Each vertical box represents what 50% of the popuplation on that vertical achieved, with the line inside the boxplot representing the median for that segment. Seeing as how I'd been CrossFitting for 1-2 years, and only scored 100 on this workout, I was sad to see my score was in the bottom 25% for my group. I knew I had to look deeper to see how I compared.

## Having Fun With XKCD

I stumbled upon the XKCD Package For R not too long after, and decided to have some fun with this data. This library is plain out amazing, and impressive.

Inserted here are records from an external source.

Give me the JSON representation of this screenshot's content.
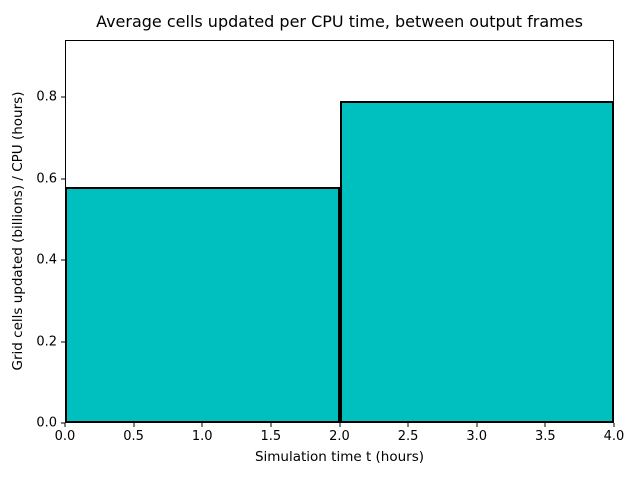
{
  "chart_data": {
    "type": "bar",
    "subtype": "histogram-step",
    "title": "Average cells updated per CPU time, between output frames",
    "xlabel": "Simulation time t (hours)",
    "ylabel": "Grid cells updated (billions) / CPU (hours)",
    "bin_edges": [
      0.0,
      2.0,
      4.0
    ],
    "values": [
      0.58,
      0.79
    ],
    "xlim": [
      0.0,
      4.0
    ],
    "ylim": [
      0.0,
      0.94
    ],
    "xtick_values": [
      0.0,
      0.5,
      1.0,
      1.5,
      2.0,
      2.5,
      3.0,
      3.5,
      4.0
    ],
    "xtick_labels": [
      "0.0",
      "0.5",
      "1.0",
      "1.5",
      "2.0",
      "2.5",
      "3.0",
      "3.5",
      "4.0"
    ],
    "ytick_values": [
      0.0,
      0.2,
      0.4,
      0.6,
      0.8
    ],
    "ytick_labels": [
      "0.0",
      "0.2",
      "0.4",
      "0.6",
      "0.8"
    ],
    "grid": false,
    "legend": null,
    "bar_color": "#00bfbf",
    "edge_color": "#000000",
    "background_color": "#ffffff"
  }
}
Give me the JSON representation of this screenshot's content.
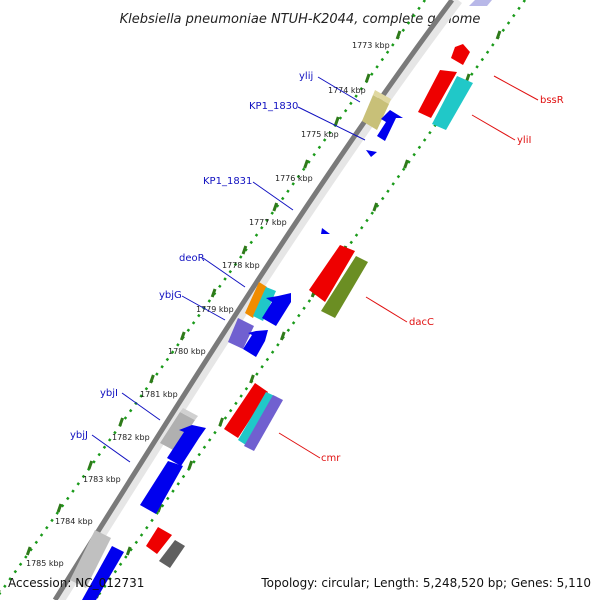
{
  "title": "Klebsiella pneumoniae NTUH-K2044, complete genome",
  "footer": {
    "accession": "Accession: NC_012731",
    "topology": "Topology: circular; Length: 5,248,520 bp; Genes: 5,110"
  },
  "colors": {
    "axis": "#808080",
    "tick_dot": "#1a9a1a",
    "tick_major": "#2f7a1a",
    "left_label": "#1010c0",
    "right_label": "#e01010",
    "gene_blue": "#0000ee"
  },
  "ticks": [
    "1773 kbp",
    "1774 kbp",
    "1775 kbp",
    "1776 kbp",
    "1777 kbp",
    "1778 kbp",
    "1779 kbp",
    "1780 kbp",
    "1781 kbp",
    "1782 kbp",
    "1783 kbp",
    "1784 kbp",
    "1785 kbp"
  ],
  "left_genes": [
    "ylij",
    "KP1_1830",
    "KP1_1831",
    "deoR",
    "ybjG",
    "ybjI",
    "ybjJ"
  ],
  "right_genes": [
    "bssR",
    "yliI",
    "dacC",
    "cmr"
  ]
}
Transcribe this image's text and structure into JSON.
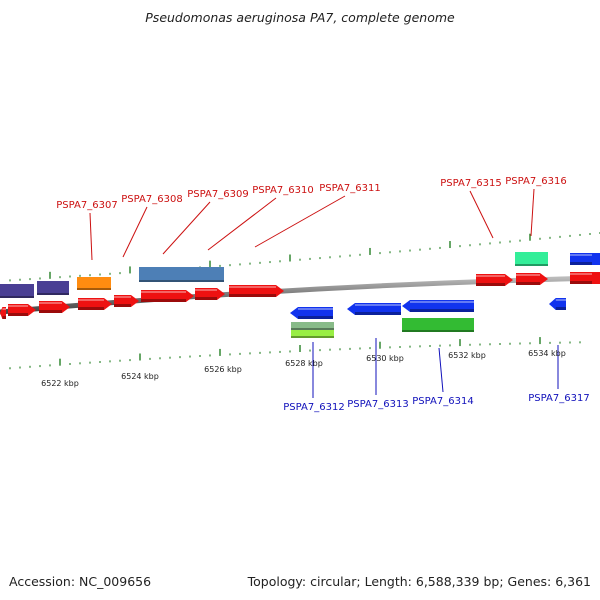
{
  "title": "Pseudomonas aeruginosa PA7, complete genome",
  "accession": "Accession: NC_009656",
  "summary": "Topology: circular; Length: 6,588,339 bp; Genes: 6,361",
  "colors": {
    "red": "#ee1111",
    "blue": "#1133ee",
    "purple": "#4a3f94",
    "orange": "#ff8c10",
    "steelblue": "#4d7fb6",
    "teal": "#33ee99",
    "green": "#33bb33",
    "lightgreen": "#99ee44",
    "sage": "#88bb88",
    "tick": "#338833",
    "backbone": "#888888",
    "label_top": "#cc1111",
    "label_bottom": "#1111bb"
  },
  "ticks": [
    "6522 kbp",
    "6524 kbp",
    "6526 kbp",
    "6528 kbp",
    "6530 kbp",
    "6532 kbp",
    "6534 kbp"
  ],
  "labels_top": [
    "PSPA7_6307",
    "PSPA7_6308",
    "PSPA7_6309",
    "PSPA7_6310",
    "PSPA7_6311",
    "PSPA7_6315",
    "PSPA7_6316"
  ],
  "labels_bottom": [
    "PSPA7_6312",
    "PSPA7_6313",
    "PSPA7_6314",
    "PSPA7_6317"
  ]
}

Looking at the examples on the page alone I knew it was way over my head being still very new to R. But with one chart in mind -- my ranking on the 5 workouts -- I decided to start writing a graph using the XKCD style.

```
library(extrafont)
loadfonts()
library(xkcd)
# Bring in the data!
# workout=c(1:5) - creates a range from 1-5, so 1,2,3,4,5
# c(16...) - These are my percentiles for the five workouts, resepectively
scores <- data.frame(workout=c(1:5), rank=c(16.71, 4.21, 19.61, 4.9, 19.38))
# Define how much of the X and Y access to show.
# In our case, we'll show all of the Y access,
# but only 1-5 on the X access side.
xrange <- range(scores$workout)
yrange <- range(c(0,100))
ratioxy <- diff(xrange) / diff(yrange)
# Let's create XKCD style stick figure
# I blatantly copied this part from the sample code
mapping <- aes(x, y,
scale,
ratioxy,
angleofspine ,
anglerighthumerus,
anglelefthumerus,
anglerightradius,
angleleftradius,
anglerightleg,
angleleftleg,
angleofneck)
# The c(1.5,4.5) reprents the X coordinates of each of the 2 stick figures --
# likewise for the y coordinate. The rest of these control the arms and legs
dataman <- data.frame( x= c(1.5,4.5), y=c(80, 70),
scale = 17,
ratioxy = ratioxy,
angleofspine = -pi/2 ,
anglerighthumerus = c(-pi/6, -pi/6),
anglelefthumerus = c(-pi/2 - pi/6, -pi/2 - pi/6),
anglerightradius = c(pi/5, -pi/5),
angleleftradius = c(pi/5, -pi/5),
angleleftleg = 3*pi/2 + pi / 12 ,
anglerightleg = 3*pi/2 - pi / 12,
angleofneck = runif(1, 3*pi/2-pi/10, 3*pi/2+pi/10))
# Those squigly lines that connect text to a character are easy to draw.
# Each needs an x/y start point and an x/y end point. The library does the rest.
datalines <- data.frame(xbegin=c(1.9,4.2,2),
ybegin=c(80,70,77),
xend=c(2.1,3.9,2.8),
yend=c(88,80,68))
# Using ggplot to do the actual graphing -- an versatile graphing library for R
p <- ggplot() + geom_smooth(mapping=aes(x=workout, y =rank),
data=scores,
method="loess")
# Do ALL the generating!
# This includes putting everything together and adding the sample text we want to write.
# Of course, this text should be written using the xkcd font.
p + xkcdaxis(xrange,yrange) +
ylab("Percentile") +
xkcdman(mapping, dataman) +
annotate("text", x=2.4, y = 93, label = "There's a lot of\nroom up here", family="xkcd" ) +
annotate("text", x=4.1, y = 83, label = "Let's do 7 minutes of Burpees!", family="xkcd" ) +
annotate("text", x=2.8, y = 62, label = "I will use your face\nas a wallball target...", family="xkcd" ) +
xkcdline(aes(xbegin=xbegin,ybegin=ybegin,xend=xend,yend=yend),datalines, xjitteramount = 0.11)
```

Running this in the R console, generates a pretty slick graph:

Even if I don't see myself creating loads of XKCD style graphs, getting one made was a lot of fun. If you're curious what else you can do with the XKCD library, check out the documentation.